“What were you doing at Jonas Tabor’s?” asked Joe, drinking his coffee with a brightening eye.
“We were sent for,” she answered.
“What for?”
She toasted the bread attentively without replying, and when she decided that it was brown enough, piled it on a warm plate. This she brought to him, and kneeling in front of him, her elbow on his knee, offered for his consideration, looking steadfastly up at his eyes. He began to eat ravenously.
“What for?” he repeated. “I didn’t suppose Jonas would let you come in his house. Was he sick?”
“Joe,” she said, quietly, disregarding his questions—–“Joe, have you got to run away?”
“Yes, I’ve got to,” he answered.
“Would you have to go to prison if you stayed?” She asked this with a breathless tensity.
“I’m not going to beg father to help me out,” he said, determinedly. “He said he wouldn’t, and he’ll be spared the chance. He won’t mind that; nobody will care! Nobody! What does anybody care what I do!”
“Now you’re thinking of Mamie!” she cried. “I can always tell. Whenever you don’t talk naturally you’re thinking of her!”
He poured down the last of the coffee, growing red to the tips of his ears. “Ariel,” he said, “if I ever come back—”
“Wait,” she interrupted. “Would you have to go to prison right away if they caught you?”
“Oh, it isn’t that,” he laughed, sadly. “But I’m going to clear out. I’m not going to take any chances. I want to see other parts of the world, other kinds of people. I might have gone, anyhow, soon, even if it hadn’t been for last night. Don’t you ever feel that way?”
“You know I do,” she said. “I’ve told you— how often! But, Joe, Joe,—you haven’t any money! You’ve got to have money to live!”
“You needn’t worry about that,” returned the master of seven dollars, genially. “I’ve saved enough to take care of me for a long time.”
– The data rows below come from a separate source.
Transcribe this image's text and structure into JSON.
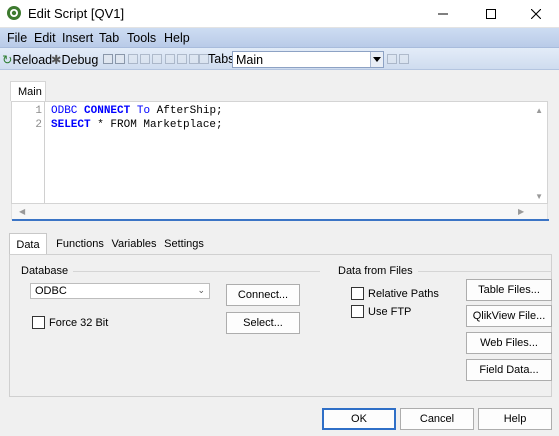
{
  "window": {
    "title": "Edit Script [QV1]"
  },
  "menu": [
    "File",
    "Edit",
    "Insert",
    "Tab",
    "Tools",
    "Help"
  ],
  "toolbar": {
    "reload": "Reload",
    "debug": "Debug",
    "tabs_label": "Tabs",
    "tab_selected": "Main"
  },
  "script_tab": {
    "label": "Main"
  },
  "editor": {
    "lines": [
      {
        "num": "1",
        "kw1": "ODBC",
        "kw2": "CONNECT",
        "kw3": "To",
        "rest": " AfterShip;"
      },
      {
        "num": "2",
        "kw1": "SELECT",
        "rest": " * FROM Marketplace;"
      }
    ]
  },
  "lower_tabs": [
    "Data",
    "Functions",
    "Variables",
    "Settings"
  ],
  "database": {
    "group_label": "Database",
    "driver": "ODBC",
    "connect_button": "Connect...",
    "select_button": "Select...",
    "force32": "Force 32 Bit"
  },
  "files": {
    "group_label": "Data from Files",
    "relative_paths": "Relative Paths",
    "use_ftp": "Use FTP",
    "table_files": "Table Files...",
    "qlikview_file": "QlikView File...",
    "web_files": "Web Files...",
    "field_data": "Field Data..."
  },
  "dialog": {
    "ok": "OK",
    "cancel": "Cancel",
    "help": "Help"
  }
}
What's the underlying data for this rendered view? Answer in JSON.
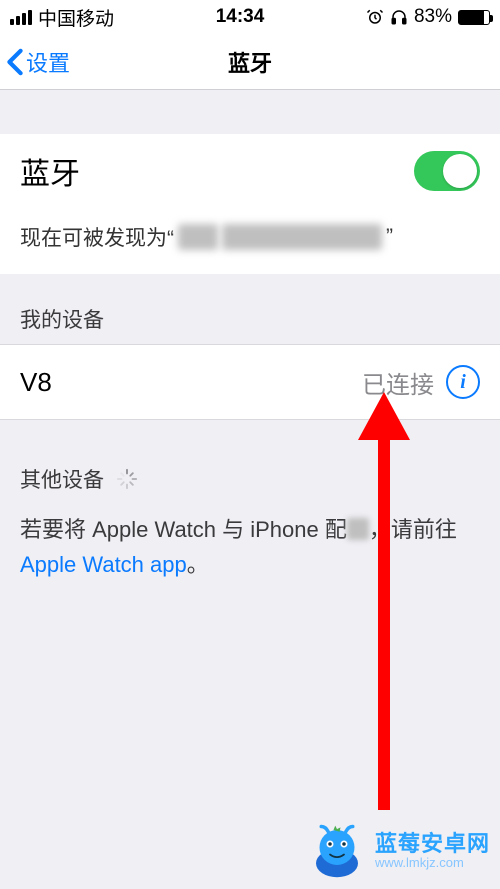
{
  "status_bar": {
    "carrier": "中国移动",
    "time": "14:34",
    "battery_percent": "83%",
    "battery_fill_pct": 83
  },
  "nav": {
    "back_label": "设置",
    "title": "蓝牙"
  },
  "bluetooth": {
    "label": "蓝牙",
    "discoverable_prefix": "现在可被发现为“",
    "discoverable_suffix": "”"
  },
  "my_devices": {
    "header": "我的设备",
    "items": [
      {
        "name": "V8",
        "status": "已连接"
      }
    ]
  },
  "other_devices": {
    "header": "其他设备"
  },
  "footer": {
    "part1": "若要将 Apple Watch 与 iPhone 配",
    "part2": "，请前往 ",
    "link": "Apple Watch app",
    "part3": "。"
  },
  "watermark": {
    "title": "蓝莓安卓网",
    "url": "www.lmkjz.com"
  },
  "colors": {
    "ios_blue": "#0a7aff",
    "ios_green": "#34c759",
    "arrow_red": "#ff0000"
  }
}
“Joe, please! I know it isn’t so. If you could wait just a little while—only a few weeks,—only a few, Joe—”
“What for?”
“I could let you have all you want. It would be such a beautiful thing for me, Joe. Oh, I know how you’d feel; you wouldn’t even let me give you that dollar I found in the street last year; but this would be only lending it to you, and you could pay me back sometime—”
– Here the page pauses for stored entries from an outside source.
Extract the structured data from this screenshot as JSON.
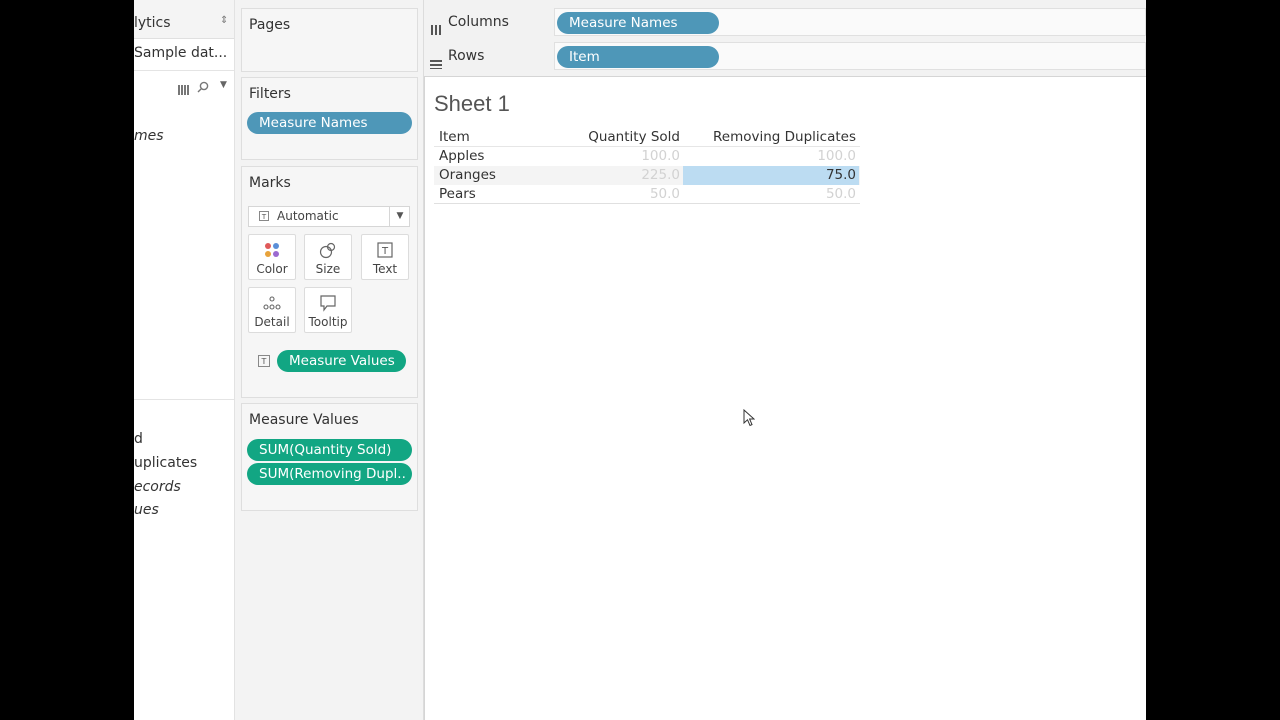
{
  "data_pane": {
    "tab_label": "lytics",
    "datasource": "Sample dat...",
    "items_top": [
      "mes"
    ],
    "items_bottom": [
      "d",
      "uplicates",
      "ecords",
      "ues"
    ]
  },
  "shelves": {
    "pages_label": "Pages",
    "filters_label": "Filters",
    "filters_pill": "Measure Names",
    "marks_label": "Marks",
    "marks_type": "Automatic",
    "marks_buttons": [
      "Color",
      "Size",
      "Text",
      "Detail",
      "Tooltip"
    ],
    "marks_pill": "Measure Values",
    "measure_values_label": "Measure Values",
    "measure_values_pills": [
      "SUM(Quantity Sold)",
      "SUM(Removing Dupl.."
    ],
    "columns_label": "Columns",
    "columns_pill": "Measure Names",
    "rows_label": "Rows",
    "rows_pill": "Item"
  },
  "sheet": {
    "title": "Sheet 1",
    "table": {
      "headers": [
        "Item",
        "Quantity Sold",
        "Removing Duplicates"
      ],
      "rows": [
        {
          "item": "Apples",
          "qty": "100.0",
          "dup": "100.0"
        },
        {
          "item": "Oranges",
          "qty": "225.0",
          "dup": "75.0"
        },
        {
          "item": "Pears",
          "qty": "50.0",
          "dup": "50.0"
        }
      ]
    }
  },
  "colors": {
    "pill_blue": "#4e97b8",
    "pill_green": "#12a683",
    "highlight": "#bcdcf2"
  }
}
“Ariel!” he exclaimed, and, setting his empty cup upon the floor, took her by the shoulders and shook her till the empty plate which had held the toast dropped from her hand and broke into fragments. “You’ve been reading the Arabian Nights!”
“No, no,” she cried, vehemently. “Grandfather would give me anything. He’ll give me all the money I ask for!”
“Money!” said Joe. “Which of us is wandering? Money? Roger Tabor give you money?”